I wanted to spend my life with her, but I kept making it easy for her to leave. She never made plans for a future with me. She never seemed to be willing to talk about that. She would tell me that she didn’t think she’d ever get married, that she didn’t want kids. She would tell me that she would stay with me “at least until I graduated.” So there were always messages that it would end, but never messages that she wanted it to keep going, that she … no, there was at least one time she said she thought we would be together. No, not just once, but there were so many mixed signals. Like a dilemma, I constantly felt like I had to figure out the balance between what she said and what she would complain about later. She did say that she wasn’t leaving me, on occasion. But, I’m not sure I heard that as being real, like I felt it was something I couldn’t trust or something that the words couldn’t change.
I would be hurt by things she said, but she would tell me that she would never say things to hurt me. But, I was hurt. And, couldn’t figure out if I was just imagining it all or not. I constantly internalized, but couldn’t seem to change, the causes.

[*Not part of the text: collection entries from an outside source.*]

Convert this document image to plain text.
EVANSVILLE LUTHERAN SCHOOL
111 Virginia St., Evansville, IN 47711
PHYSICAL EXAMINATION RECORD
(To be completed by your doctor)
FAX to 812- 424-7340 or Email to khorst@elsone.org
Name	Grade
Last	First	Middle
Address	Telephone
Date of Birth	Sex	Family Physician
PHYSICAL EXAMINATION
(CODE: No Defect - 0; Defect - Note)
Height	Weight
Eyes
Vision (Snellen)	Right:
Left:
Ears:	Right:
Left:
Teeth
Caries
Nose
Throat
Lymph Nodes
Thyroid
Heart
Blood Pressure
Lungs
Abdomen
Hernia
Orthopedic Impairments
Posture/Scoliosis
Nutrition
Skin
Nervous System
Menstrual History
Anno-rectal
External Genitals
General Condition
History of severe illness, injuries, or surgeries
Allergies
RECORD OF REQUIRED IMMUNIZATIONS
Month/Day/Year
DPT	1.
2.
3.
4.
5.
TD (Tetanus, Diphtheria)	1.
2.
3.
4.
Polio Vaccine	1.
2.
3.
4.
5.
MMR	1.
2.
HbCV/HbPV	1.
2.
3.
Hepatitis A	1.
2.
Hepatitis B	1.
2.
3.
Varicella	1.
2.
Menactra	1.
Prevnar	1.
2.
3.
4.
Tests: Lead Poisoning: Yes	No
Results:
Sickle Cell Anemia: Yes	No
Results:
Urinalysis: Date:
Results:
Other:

What would be different that would make it so I could trust? Was it something I sensed or felt from her or was it completely my own existential horror? And through it all, it feels like if only for some thing I just couldn’t understand, it all would have been perfect. It’s like the joy and bliss were there, but I just couldn’t taste it. I was tantalized by the perfect relationship with an amazing partner, but even though I was there … I missed it. And, now it’s gone, like a dream. But, not a dream. It feels like the real to which I couldn’t seem to wake.
It felt like all I had to do was wake up, but I couldn’t find the energy to shake myself awake. I couldn’t manage the energy to raise my arm to hold her sometimes, and how fucked up is that? As if I were dying of hunger at a dinner table and couldn’t even reach out to the food; I was so unable to wake myself that I sleepwalked through my precious time with her.
I wasted the time I had with her sleeping while she lay beside me waiting, hoping and wishing that I’d wake up.